Selbst, wenn man diesen letzten Kritikpunkt ohne Widerstand übernehmen würde, übersieht Mihm offenbar, dass dieser Spagat eine nicht nur handwerklich beachtliche Leistung darstellt. An David Lynch erinnert bei Dormael noch am ehesten die Darstellung eines primärfarbenen Suburbia, wie wir sie neben Blue Velvet auch aus Pleasantville, Edward Scissorhands oder eben Toto le héros kennen - wobei aber die verschachtelte Narration weniger einer (wie bei Lynch) traumatisierten Psyche nachempfunden ist, sondern nostaligisch gefärbten Kindheitserinnerungen, die durchaus im Widerspruch zum weiteren, futuristisch antiseptischen Leben des Protagonisten steht, der in einer Interview-Situation, die an Arthur Penns Little Big Man erinnert (Nobody ist mittlerweile mit 117 bzw 118 Jahren der “letzte Sterbliche”), und die sich durchaus (wie Kai Mihm attestiert) bei 2001 oder The Matrix bedient, dies aber vorwiegend, um der eigentlichen Geschichte des Films, die sich keinen wirklichen Deut um Science Fiction kümmert, ein größeres Zielpublikum zu erschwindeln - das sich dann, so meine Prognose, nicht einmal darüber beschweren wird, dass Mr. Nobody (sicher ein prätentiöser Filmtitel - aber auch einer, der neugierig macht) eben kein SF-Streifen ist, auch wenn die Spezialeffekte beeindruckend sind (die belgischen Comickünstler Benoit Peeters und François Schuiten arbeiteten an dieser Vision mit).
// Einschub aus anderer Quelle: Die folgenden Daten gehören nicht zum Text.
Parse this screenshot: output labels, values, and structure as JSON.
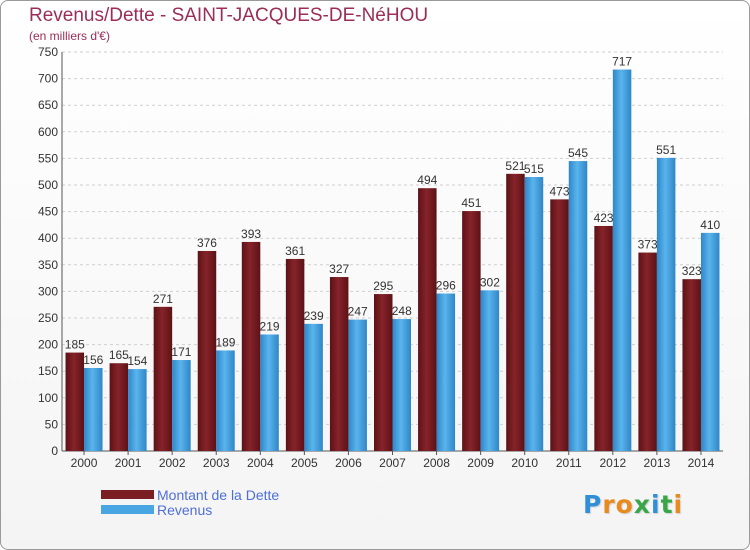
{
  "header": {
    "title": "Revenus/Dette - SAINT-JACQUES-DE-NéHOU",
    "subtitle": "(en milliers d'€)"
  },
  "chart_data": {
    "type": "bar",
    "title": "Revenus/Dette - SAINT-JACQUES-DE-NéHOU",
    "subtitle": "(en milliers d'€)",
    "categories": [
      "2000",
      "2001",
      "2002",
      "2003",
      "2004",
      "2005",
      "2006",
      "2007",
      "2008",
      "2009",
      "2010",
      "2011",
      "2012",
      "2013",
      "2014"
    ],
    "series": [
      {
        "name": "Montant de la Dette",
        "color": "#7b1e23",
        "values": [
          185,
          165,
          271,
          376,
          393,
          361,
          327,
          295,
          494,
          451,
          521,
          473,
          423,
          373,
          323
        ]
      },
      {
        "name": "Revenus",
        "color": "#49a6e3",
        "values": [
          156,
          154,
          171,
          189,
          219,
          239,
          247,
          248,
          296,
          302,
          515,
          545,
          717,
          551,
          410
        ]
      }
    ],
    "ylim": [
      0,
      750
    ],
    "yticks": [
      0,
      50,
      100,
      150,
      200,
      250,
      300,
      350,
      400,
      450,
      500,
      550,
      600,
      650,
      700,
      750
    ],
    "grid": true,
    "legend": "bottom-left"
  },
  "legend": {
    "items": [
      {
        "label": "Montant de la Dette",
        "color": "#7b1e23"
      },
      {
        "label": "Revenus",
        "color": "#49a6e3"
      }
    ]
  },
  "logo": {
    "text": "Proxiti",
    "letters": [
      {
        "ch": "P",
        "color": "#2f8fd8"
      },
      {
        "ch": "r",
        "color": "#e98a1f"
      },
      {
        "ch": "o",
        "color": "#e98a1f"
      },
      {
        "ch": "x",
        "color": "#3aa64a"
      },
      {
        "ch": "i",
        "color": "#2f8fd8"
      },
      {
        "ch": "t",
        "color": "#3aa64a"
      },
      {
        "ch": "i",
        "color": "#e98a1f"
      }
    ]
  }
}
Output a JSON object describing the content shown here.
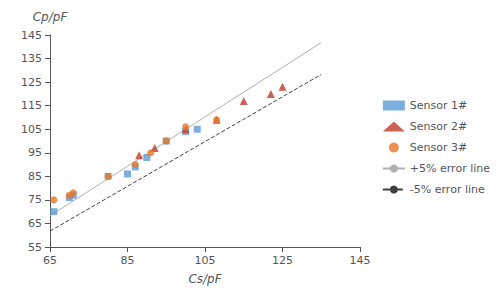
{
  "chart_data": {
    "type": "scatter",
    "xlabel": "Cs/pF",
    "ylabel": "Cp/pF",
    "xlim": [
      65,
      145
    ],
    "ylim": [
      55,
      145
    ],
    "xticks": [
      65,
      85,
      105,
      125,
      145
    ],
    "yticks": [
      55,
      65,
      75,
      85,
      95,
      105,
      115,
      125,
      135,
      145
    ],
    "grid": false,
    "legend": "right",
    "series": [
      {
        "name": "Sensor 1#",
        "type": "scatter",
        "marker": "square",
        "color": "#5B9BD5",
        "x": [
          66,
          70,
          71,
          80,
          85,
          87,
          90,
          95,
          100,
          103
        ],
        "values": [
          70,
          76,
          77,
          85,
          86,
          89,
          93,
          100,
          104,
          105
        ]
      },
      {
        "name": "Sensor 2#",
        "type": "scatter",
        "marker": "triangle",
        "color": "#C0392B",
        "x": [
          88,
          92,
          100,
          108,
          115,
          122,
          125
        ],
        "values": [
          94,
          97,
          105,
          109,
          117,
          120,
          123
        ]
      },
      {
        "name": "Sensor 3#",
        "type": "scatter",
        "marker": "circle",
        "color": "#E87722",
        "x": [
          66,
          70,
          71,
          80,
          87,
          91,
          95,
          100,
          108
        ],
        "values": [
          75,
          77,
          78,
          85,
          90,
          95,
          100,
          106,
          109
        ]
      },
      {
        "name": "+5% error line",
        "type": "line",
        "line_style": "solid",
        "color": "#B0B0B0",
        "x": [
          65,
          135
        ],
        "values": [
          68.25,
          141.75
        ]
      },
      {
        "name": "-5% error line",
        "type": "line",
        "line_style": "dashed",
        "color": "#404040",
        "x": [
          65,
          135
        ],
        "values": [
          61.75,
          128.25
        ]
      }
    ]
  }
}
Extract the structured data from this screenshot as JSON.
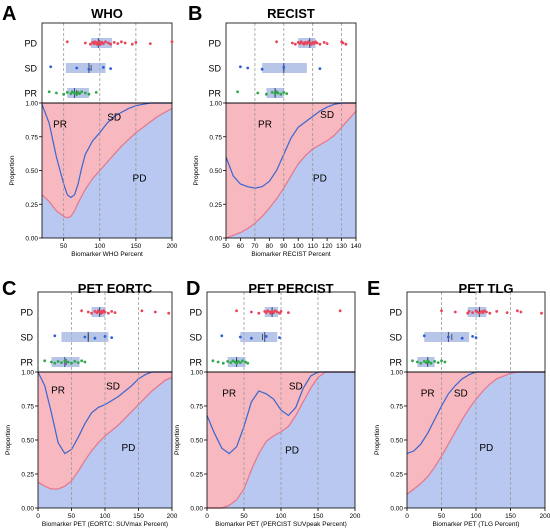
{
  "figure": {
    "colors": {
      "PD": "#f7b8bf",
      "SD": "#b8c8f0",
      "PR": "#9fdcad",
      "PD_dot": "#e8455a",
      "SD_dot": "#2f5fd6",
      "PR_dot": "#2fa84a",
      "box": "#9fb2e0",
      "curve_blue": "#3a66d0",
      "curve_red": "#e7758a",
      "frame": "#000000",
      "grid": "#999999"
    },
    "y_ticks": [
      "0.00",
      "0.25",
      "0.50",
      "0.75",
      "1.00"
    ],
    "y_label": "Proportion"
  },
  "chart_data": [
    {
      "panel": "A",
      "title": "WHO",
      "type": "area",
      "xlabel": "Biomarker WHO Percent",
      "xlim": [
        20,
        200
      ],
      "xticks": [
        50,
        100,
        150,
        200
      ],
      "vlines": [
        50,
        100,
        150
      ],
      "ylim": [
        0,
        1
      ],
      "region_labels": {
        "PR": [
          45,
          0.85
        ],
        "SD": [
          120,
          0.9
        ],
        "PD": [
          155,
          0.45
        ]
      },
      "boundary_blue": {
        "x": [
          20,
          30,
          40,
          50,
          55,
          60,
          65,
          70,
          75,
          80,
          90,
          100,
          110,
          120,
          130,
          140,
          150,
          160,
          170,
          180,
          200
        ],
        "y": [
          0.99,
          0.85,
          0.6,
          0.4,
          0.32,
          0.3,
          0.32,
          0.4,
          0.52,
          0.62,
          0.72,
          0.78,
          0.85,
          0.9,
          0.93,
          0.96,
          0.98,
          0.99,
          1.0,
          1.0,
          1.0
        ]
      },
      "boundary_red": {
        "x": [
          20,
          30,
          40,
          50,
          55,
          60,
          65,
          70,
          80,
          90,
          100,
          110,
          120,
          130,
          140,
          150,
          160,
          170,
          180,
          190,
          200
        ],
        "y": [
          0.32,
          0.27,
          0.2,
          0.16,
          0.15,
          0.16,
          0.2,
          0.26,
          0.36,
          0.44,
          0.5,
          0.56,
          0.62,
          0.68,
          0.73,
          0.78,
          0.82,
          0.86,
          0.9,
          0.93,
          0.96
        ]
      },
      "groups": [
        {
          "name": "PD",
          "points": [
            55,
            80,
            87,
            90,
            92,
            93,
            95,
            96,
            97,
            98,
            99,
            100,
            101,
            103,
            105,
            108,
            112,
            115,
            120,
            125,
            130,
            135,
            145,
            150,
            170,
            200
          ],
          "q1": 88,
          "median": 98,
          "q3": 117,
          "mean": 100
        },
        {
          "name": "SD",
          "points": [
            32,
            68,
            85,
            105,
            115
          ],
          "q1": 53,
          "median": 85,
          "q3": 108,
          "mean": 88
        },
        {
          "name": "PR",
          "points": [
            30,
            40,
            50,
            55,
            60,
            62,
            65,
            68,
            70,
            72,
            75,
            80,
            85,
            95
          ],
          "q1": 55,
          "median": 65,
          "q3": 85,
          "mean": 68
        }
      ]
    },
    {
      "panel": "B",
      "title": "RECIST",
      "type": "area",
      "xlabel": "Biomarker RECIST Percent",
      "xlim": [
        50,
        140
      ],
      "xticks": [
        50,
        60,
        70,
        80,
        90,
        100,
        110,
        120,
        130,
        140
      ],
      "vlines": [
        70,
        90,
        110,
        130
      ],
      "ylim": [
        0,
        1
      ],
      "region_labels": {
        "PR": [
          77,
          0.85
        ],
        "SD": [
          120,
          0.92
        ],
        "PD": [
          115,
          0.45
        ]
      },
      "boundary_blue": {
        "x": [
          50,
          55,
          60,
          65,
          70,
          75,
          80,
          85,
          90,
          95,
          100,
          105,
          110,
          115,
          120,
          125,
          130,
          135,
          140
        ],
        "y": [
          0.6,
          0.46,
          0.4,
          0.38,
          0.37,
          0.38,
          0.42,
          0.5,
          0.62,
          0.74,
          0.82,
          0.86,
          0.9,
          0.94,
          0.97,
          0.99,
          1.0,
          1.0,
          1.0
        ]
      },
      "boundary_red": {
        "x": [
          50,
          55,
          60,
          65,
          70,
          75,
          80,
          85,
          90,
          95,
          100,
          105,
          110,
          115,
          120,
          125,
          130,
          135,
          140
        ],
        "y": [
          0.0,
          0.02,
          0.04,
          0.07,
          0.11,
          0.16,
          0.22,
          0.29,
          0.37,
          0.46,
          0.55,
          0.61,
          0.66,
          0.69,
          0.72,
          0.76,
          0.82,
          0.88,
          0.94
        ]
      },
      "groups": [
        {
          "name": "PD",
          "points": [
            85,
            96,
            98,
            100,
            101,
            102,
            103,
            104,
            105,
            106,
            107,
            108,
            109,
            110,
            111,
            112,
            113,
            115,
            118,
            120,
            130,
            131,
            133
          ],
          "q1": 100,
          "median": 108,
          "q3": 112,
          "mean": 108
        },
        {
          "name": "SD",
          "points": [
            60,
            65,
            75,
            90,
            115
          ],
          "q1": 75,
          "median": 90,
          "q3": 106,
          "mean": 90
        },
        {
          "name": "PR",
          "points": [
            58,
            72,
            78,
            82,
            84,
            85,
            86,
            88,
            90,
            92
          ],
          "q1": 78,
          "median": 84,
          "q3": 90,
          "mean": 84
        }
      ]
    },
    {
      "panel": "C",
      "title": "PET EORTC",
      "type": "area",
      "xlabel": "Biomarker PET (EORTC: SUVmax Percent)",
      "xlim": [
        0,
        200
      ],
      "xticks": [
        0,
        50,
        100,
        150,
        200
      ],
      "vlines": [
        50,
        100,
        150
      ],
      "ylim": [
        0,
        1
      ],
      "region_labels": {
        "PR": [
          30,
          0.87
        ],
        "SD": [
          112,
          0.9
        ],
        "PD": [
          135,
          0.45
        ]
      },
      "boundary_blue": {
        "x": [
          0,
          10,
          20,
          30,
          40,
          50,
          60,
          70,
          80,
          90,
          100,
          110,
          120,
          130,
          140,
          150,
          160,
          170,
          180,
          200
        ],
        "y": [
          1.0,
          0.9,
          0.7,
          0.48,
          0.4,
          0.43,
          0.52,
          0.62,
          0.7,
          0.74,
          0.76,
          0.79,
          0.82,
          0.86,
          0.9,
          0.95,
          0.98,
          1.0,
          1.0,
          1.0
        ]
      },
      "boundary_red": {
        "x": [
          0,
          10,
          20,
          30,
          40,
          50,
          60,
          70,
          80,
          90,
          100,
          110,
          120,
          130,
          140,
          150,
          160,
          170,
          180,
          190,
          200
        ],
        "y": [
          0.19,
          0.16,
          0.14,
          0.14,
          0.16,
          0.2,
          0.27,
          0.35,
          0.42,
          0.48,
          0.53,
          0.57,
          0.61,
          0.66,
          0.71,
          0.76,
          0.81,
          0.86,
          0.9,
          0.94,
          0.96
        ]
      },
      "groups": [
        {
          "name": "PD",
          "points": [
            65,
            75,
            80,
            85,
            88,
            90,
            92,
            94,
            95,
            96,
            98,
            100,
            105,
            110,
            115,
            155,
            175,
            195
          ],
          "q1": 80,
          "median": 92,
          "q3": 100,
          "mean": 92
        },
        {
          "name": "SD",
          "points": [
            25,
            70,
            85,
            100,
            110
          ],
          "q1": 35,
          "median": 75,
          "q3": 105,
          "mean": 75
        },
        {
          "name": "PR",
          "points": [
            10,
            20,
            25,
            30,
            35,
            40,
            45,
            50,
            55,
            60,
            65,
            70
          ],
          "q1": 20,
          "median": 40,
          "q3": 62,
          "mean": 42
        }
      ]
    },
    {
      "panel": "D",
      "title": "PET PERCIST",
      "type": "area",
      "xlabel": "Biomarker PET (PERCIST SUVpeak Percent)",
      "xlim": [
        0,
        200
      ],
      "xticks": [
        0,
        50,
        100,
        150,
        200
      ],
      "vlines": [
        50,
        100,
        150
      ],
      "ylim": [
        0,
        1
      ],
      "region_labels": {
        "PR": [
          30,
          0.85
        ],
        "SD": [
          120,
          0.9
        ],
        "PD": [
          115,
          0.43
        ]
      },
      "boundary_blue": {
        "x": [
          0,
          10,
          20,
          30,
          40,
          50,
          60,
          70,
          80,
          90,
          100,
          110,
          120,
          130,
          140,
          150,
          160,
          180,
          200
        ],
        "y": [
          0.68,
          0.55,
          0.44,
          0.4,
          0.45,
          0.6,
          0.78,
          0.86,
          0.84,
          0.8,
          0.72,
          0.68,
          0.74,
          0.88,
          0.97,
          1.0,
          1.0,
          1.0,
          1.0
        ]
      },
      "boundary_red": {
        "x": [
          0,
          10,
          20,
          30,
          40,
          50,
          60,
          70,
          80,
          90,
          100,
          110,
          120,
          130,
          140,
          150,
          160,
          180,
          200
        ],
        "y": [
          0.0,
          0.0,
          0.0,
          0.02,
          0.06,
          0.14,
          0.28,
          0.4,
          0.49,
          0.53,
          0.56,
          0.6,
          0.68,
          0.78,
          0.88,
          0.96,
          1.0,
          1.0,
          1.0
        ]
      },
      "groups": [
        {
          "name": "PD",
          "points": [
            40,
            60,
            70,
            78,
            80,
            82,
            85,
            86,
            88,
            90,
            92,
            95,
            98,
            100,
            110,
            180
          ],
          "q1": 78,
          "median": 88,
          "q3": 96,
          "mean": 88
        },
        {
          "name": "SD",
          "points": [
            20,
            45,
            60,
            80,
            98
          ],
          "q1": 45,
          "median": 78,
          "q3": 95,
          "mean": 75
        },
        {
          "name": "PR",
          "points": [
            8,
            15,
            22,
            28,
            32,
            35,
            38,
            40,
            42,
            45,
            48,
            52,
            55
          ],
          "q1": 28,
          "median": 40,
          "q3": 52,
          "mean": 40
        }
      ]
    },
    {
      "panel": "E",
      "title": "PET TLG",
      "type": "area",
      "xlabel": "Biomarker PET (TLG Percent)",
      "xlim": [
        0,
        200
      ],
      "xticks": [
        0,
        50,
        100,
        150,
        200
      ],
      "vlines": [
        50,
        100,
        150
      ],
      "ylim": [
        0,
        1
      ],
      "region_labels": {
        "PR": [
          30,
          0.85
        ],
        "SD": [
          78,
          0.85
        ],
        "PD": [
          115,
          0.45
        ]
      },
      "boundary_blue": {
        "x": [
          0,
          10,
          20,
          30,
          40,
          50,
          60,
          70,
          80,
          90,
          100,
          110,
          120,
          130,
          140,
          150,
          160,
          180,
          200
        ],
        "y": [
          0.4,
          0.42,
          0.47,
          0.55,
          0.65,
          0.75,
          0.84,
          0.9,
          0.95,
          0.98,
          1.0,
          1.0,
          1.0,
          1.0,
          1.0,
          1.0,
          1.0,
          1.0,
          1.0
        ]
      },
      "boundary_red": {
        "x": [
          0,
          10,
          20,
          30,
          40,
          50,
          60,
          70,
          80,
          90,
          100,
          110,
          120,
          130,
          140,
          150,
          160,
          180,
          200
        ],
        "y": [
          0.1,
          0.14,
          0.18,
          0.23,
          0.3,
          0.38,
          0.47,
          0.56,
          0.65,
          0.73,
          0.8,
          0.86,
          0.91,
          0.95,
          0.97,
          0.99,
          1.0,
          1.0,
          1.0
        ]
      },
      "groups": [
        {
          "name": "PD",
          "points": [
            50,
            70,
            88,
            90,
            95,
            100,
            102,
            105,
            108,
            110,
            112,
            115,
            120,
            130,
            145,
            160,
            165,
            195
          ],
          "q1": 88,
          "median": 105,
          "q3": 115,
          "mean": 105
        },
        {
          "name": "SD",
          "points": [
            25,
            60,
            80,
            95,
            100
          ],
          "q1": 25,
          "median": 60,
          "q3": 90,
          "mean": 65
        },
        {
          "name": "PR",
          "points": [
            8,
            15,
            20,
            25,
            28,
            30,
            32,
            35,
            40,
            45,
            50,
            55
          ],
          "q1": 15,
          "median": 30,
          "q3": 40,
          "mean": 30
        }
      ]
    }
  ]
}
In den 13 Jahren, die van Dormael vor allem am Drehbuch des Films gearbeitet hat (er schildert dies in einem Interview glaubhaft als langwierigen kontinuierlichen Arbeitsprozess), kamen vor allem viele Filme heraus, die das “Work-in-Progress” im direkten Vergleich immer wieder zurückwarfen. Doch van Dormael verstand dieses wiederholte Scheitern im Wettstreit mit dem Weltkino als Chance, und entdeckte in Filmen wie Lola rennt, Amélie, Vanilla Sky oder The Matrix vor allem Inspirationen. Der Film nimmt sich einerseits Zeit für Ehrerweisungen an Filmklassikern (Strangers on a Train, Sunset Boulevard, 2001, Harold and Maude), aber bei allem, was auf den Kinoleinwänden seit van Dormaels letztem Film 1996 auftauchte, kann man wohl kaum von geistigem Diebstahl (übrigens nicht Mihms Worte!) reden, sondern - und hier muss ich mich wiederholen - von Inspiration. Denn Mr. Nobody hat einige clevere Ideen, für die Tykwer, Jeunet, die Wachowskis und viele andere heutzutage mindestens einen Finger hergeben würden. Die Farbdramaturgie des Films ist so einfach wie subtil (drei Mädchen = drei Typen, drei Haarfarben, drei Primärfarben), wenn van Dormael wie nebenbei mal die Kamera “durch” einen Spiegel fahren lässt, werden dies 80% der Zuschauer nicht einmal merken, und auch wenn der Vergleich mit Amélie nicht von der Hand zu weisen ist (ich habe ihn selbst bereits in einer früheren Kritik benutzt), so bleibt der Film nicht annähernd so “niedlich”, lässt beispielsweise Sarah Polley ergreifend eine manisch-depressive Mutter darstellen oder gibt Einblicke auf das Schicksal einer Bettlerin, die schon eine Spur weitergehen als die “flash-forwards” und die Rolle Joachim Krols in Lola rennt.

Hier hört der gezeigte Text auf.